Faut déjà comprendre que l’image de soi c’est très important, que ça fait partie de nos besoins, eh oui. Comment pourriez-vous donner une belle image de vous si vous vous trouvez moche ? Et qu’en plus vous sentez pas bon.
D’autre part cet enseignement, ou plutôt ce conditionnement, vise à rassurer les bambins. Une tisane apaisante donc. Et surtout pas laxative, si j’ose dire.
Comment voulez-vous en faire de bons «éco-citoyens» et de formidables «éco-cons-sots-mateurs», si vous leur racontez que c’est foutu, qu’on va tous crever, et qu’en attendant on va en chier grave etc. etc. ?

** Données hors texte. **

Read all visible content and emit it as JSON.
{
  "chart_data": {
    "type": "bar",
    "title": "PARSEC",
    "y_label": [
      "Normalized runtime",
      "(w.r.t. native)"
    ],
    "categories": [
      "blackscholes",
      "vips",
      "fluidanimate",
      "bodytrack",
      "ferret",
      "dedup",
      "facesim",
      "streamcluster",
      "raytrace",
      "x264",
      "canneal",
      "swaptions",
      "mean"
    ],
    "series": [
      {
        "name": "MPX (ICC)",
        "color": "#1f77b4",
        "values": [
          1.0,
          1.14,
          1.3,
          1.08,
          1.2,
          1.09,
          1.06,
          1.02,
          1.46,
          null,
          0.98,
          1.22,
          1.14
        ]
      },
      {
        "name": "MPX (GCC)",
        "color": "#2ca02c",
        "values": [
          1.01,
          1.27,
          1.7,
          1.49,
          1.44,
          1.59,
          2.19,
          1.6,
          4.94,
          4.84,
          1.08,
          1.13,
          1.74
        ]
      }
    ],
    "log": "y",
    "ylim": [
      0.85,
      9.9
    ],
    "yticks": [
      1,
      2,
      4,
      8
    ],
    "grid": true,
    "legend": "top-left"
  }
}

On l’a déjà dit, l’enseignement de l’écologie à l’école n’est qu’une farce. Une farce, du vent, du pipeau, de l’hypocrisie, tout ce que vous voudrez. Comme le sont ces «chartes écologiques» et autres «chartes éthiques» des entreprises et diverses organisations.

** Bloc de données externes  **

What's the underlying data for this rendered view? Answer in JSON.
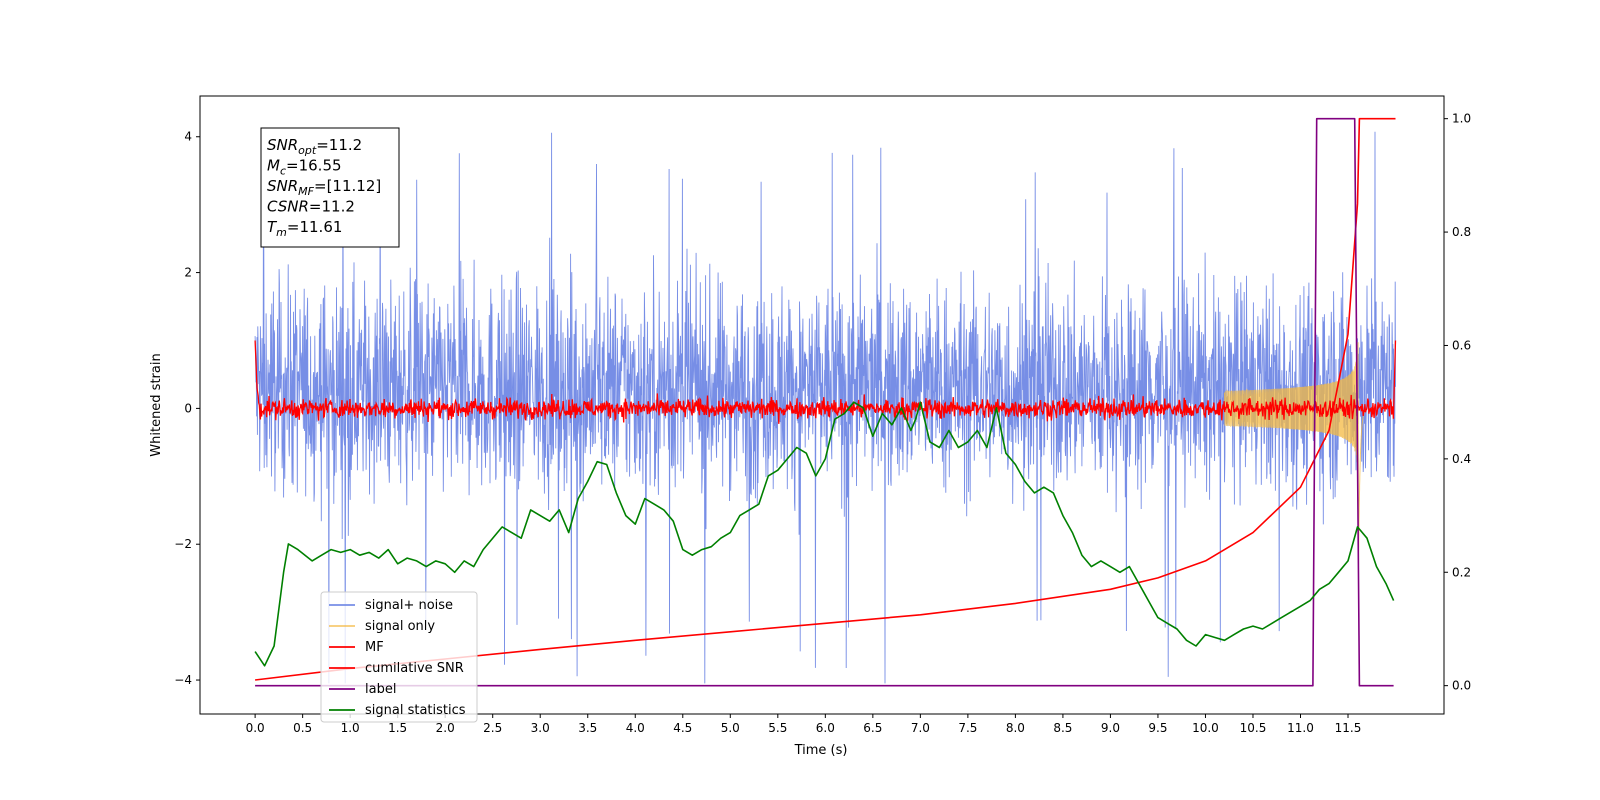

L’enseignement de l’écologie, entendue comme science, ne peut passer que par l’enseignement des bases de la biologie, de la physique et de la chimie. Ce qui fait que l’enseignement de l’écologie est du domaine de l’enseignement supérieur. Mais bien sûr on peut aussi entendre l’écologie dans le sens du souci ou du respect de l’environnement. Mais à ce moment là cet enseignement doit être associé à l’enseignement du RESPECT en général. Ou au sens large. Vaste domaine, qui inclue notamment la Discipline. Qui elle, ne se limite pas au «Tiens-toi droit, écoute ton maître, traverse dans les clous, pense modérément etc.»
En attendant, pour moi le respect de l’environnement ne peut passer que par le respect des Autres. C’est à dire des 8 milliards que nous sommes, des générations futures et même des animaux. Autrefois à l’école on enseignait la MORALE. Les temps changent, aujourd’hui ce mot est devenu un gros mot. Aujourd’hui les leçons de morale sont devenues insupportables. Et pourtant, quand je vois toutes ces baffes qui se perdent. Et puis il y a eu l’éducation ou l’ «instruction civique», et là quand je vois ce qu’est devenu le civisme, misère misère. Finalement l’école n’est pas en difficulté que pour l’enseignement de l’écologie, elle l’est pour TOUT. Pour TOUS les enseignements. Seulement il n’y a pas que l’école, faudrait pas en plus, mettre la décadence sur le dos des enseignants.